Yell. Jump. Play. Out-run those sons-of-bitches. They’ll never live the way you live. Go do it.

Except I never used the S.O.B words. They were not allowed. Heck! was about the size and strength of my outcry. Stay alive!


So I collected comics, fell in love with carnivals and World’s Fairs and began to write. And what, you ask, does writing teach us?

First and foremost, it reminds us that we are alive and that it is a gift and a privilege, not a right. We must earn life once it has been awarded us. Life asks for rewards back because it has favored us with animation.

So while our art cannot, as we wish it could, save us from wars, privation, envy, greed, old age, or death, it can revitalize us amidst it all.

Secondly, writing is survival. Any art, any good work, of course, is that.

Not to write, for many of us, is to die.

We must take arms each and every day, perhaps knowing that the battle cannot be entirely won, but fight we must, if only a gentle bout. The smallest effort to win means, at the end of each day, a sort of victory. Remember that pianist who said that if he did not practice every day he would know, if he did not practice for two days, the critics would know, after three days, his audiences would know.

A variation of this is true for writers. Not that your style, whatever that is, would melt out of shape in those few days.

But what would happen is that the world would catch up with and try to sicken you.

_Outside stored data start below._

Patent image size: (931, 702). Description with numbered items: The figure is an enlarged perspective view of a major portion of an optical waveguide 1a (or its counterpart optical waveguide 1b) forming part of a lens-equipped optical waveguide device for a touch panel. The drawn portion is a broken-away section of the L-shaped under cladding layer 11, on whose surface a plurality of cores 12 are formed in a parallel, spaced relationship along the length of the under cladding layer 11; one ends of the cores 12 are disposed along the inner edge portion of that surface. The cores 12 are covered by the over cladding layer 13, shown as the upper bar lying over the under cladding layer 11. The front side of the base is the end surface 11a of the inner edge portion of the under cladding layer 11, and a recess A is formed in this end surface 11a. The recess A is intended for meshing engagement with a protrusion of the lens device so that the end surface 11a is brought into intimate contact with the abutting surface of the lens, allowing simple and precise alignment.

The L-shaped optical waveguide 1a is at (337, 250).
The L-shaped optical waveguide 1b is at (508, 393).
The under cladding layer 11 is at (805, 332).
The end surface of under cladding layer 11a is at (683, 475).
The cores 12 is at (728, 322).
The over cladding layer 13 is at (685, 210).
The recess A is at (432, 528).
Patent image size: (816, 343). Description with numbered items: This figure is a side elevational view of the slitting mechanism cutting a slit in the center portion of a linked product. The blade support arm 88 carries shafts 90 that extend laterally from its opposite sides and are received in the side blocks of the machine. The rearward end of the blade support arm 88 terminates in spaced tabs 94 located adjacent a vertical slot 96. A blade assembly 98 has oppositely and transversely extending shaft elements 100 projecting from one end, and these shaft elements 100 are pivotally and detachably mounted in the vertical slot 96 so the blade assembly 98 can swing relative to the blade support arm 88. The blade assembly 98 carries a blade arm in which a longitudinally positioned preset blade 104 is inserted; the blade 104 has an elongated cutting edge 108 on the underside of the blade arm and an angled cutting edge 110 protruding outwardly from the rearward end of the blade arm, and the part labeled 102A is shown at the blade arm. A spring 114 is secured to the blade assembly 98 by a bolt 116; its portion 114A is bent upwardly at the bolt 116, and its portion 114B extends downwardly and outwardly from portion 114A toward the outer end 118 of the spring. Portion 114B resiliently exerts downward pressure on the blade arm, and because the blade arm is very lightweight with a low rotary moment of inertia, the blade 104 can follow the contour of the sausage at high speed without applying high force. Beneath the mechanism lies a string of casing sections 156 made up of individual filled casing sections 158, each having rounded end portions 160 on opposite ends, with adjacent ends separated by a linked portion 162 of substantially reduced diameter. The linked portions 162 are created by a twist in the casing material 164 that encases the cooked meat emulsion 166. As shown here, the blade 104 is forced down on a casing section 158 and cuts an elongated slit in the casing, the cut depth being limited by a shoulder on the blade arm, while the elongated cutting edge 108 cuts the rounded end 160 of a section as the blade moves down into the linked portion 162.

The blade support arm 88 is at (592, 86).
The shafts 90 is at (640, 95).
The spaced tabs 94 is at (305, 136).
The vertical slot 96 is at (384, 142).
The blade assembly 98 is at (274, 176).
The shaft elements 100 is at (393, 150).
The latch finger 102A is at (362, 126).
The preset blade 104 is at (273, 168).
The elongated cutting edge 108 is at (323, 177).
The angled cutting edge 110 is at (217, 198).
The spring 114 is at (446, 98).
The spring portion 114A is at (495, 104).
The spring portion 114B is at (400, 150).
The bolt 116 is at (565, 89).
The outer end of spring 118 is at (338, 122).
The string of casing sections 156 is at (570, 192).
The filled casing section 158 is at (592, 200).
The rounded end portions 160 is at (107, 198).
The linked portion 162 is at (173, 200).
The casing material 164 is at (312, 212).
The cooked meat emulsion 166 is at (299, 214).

If you did not write every day, the poisons would accumulate and you would begin to die, or act crazy, or both.

You must stay drunk on writing so reality cannot destroy you. For writing allows just the proper recipes of truth, life, reality as you are able to eat, drink, and digest without hyperventilating and flopping like a dead fish in your bed.

I have learned, on my journeys, that if I let a day go by without writing, I grow uneasy. Two days I am in tremor. Three and I suspect lunacy. Four and I might as well be a hog, suffering the flux in a wallow. An hour’s writing is tonic. I’m on my feet, running in circles, and yelling for a clean pair of spats.

So that, in one way or another, is what this book is all about.


-excerpt from the Preface of Zen In the Art of Writing, Essays on Creativity by Ray Bradbury, How To Climb the Tree of Life, Throw Rocks at Yourself, and Get Down Again Without Breaking Your Bones or Your Spirit, A Preface With a Title Not Much Longer Than the Book, Capra Press, 1990

Makes you want to read the book doesn’t it? Just think, this is only part of the first few pages. I was reminded by The Other Ivy’s post to check my shelves. 

There is was, Zen In the Art of Writing. I picked up the book and started reading it again.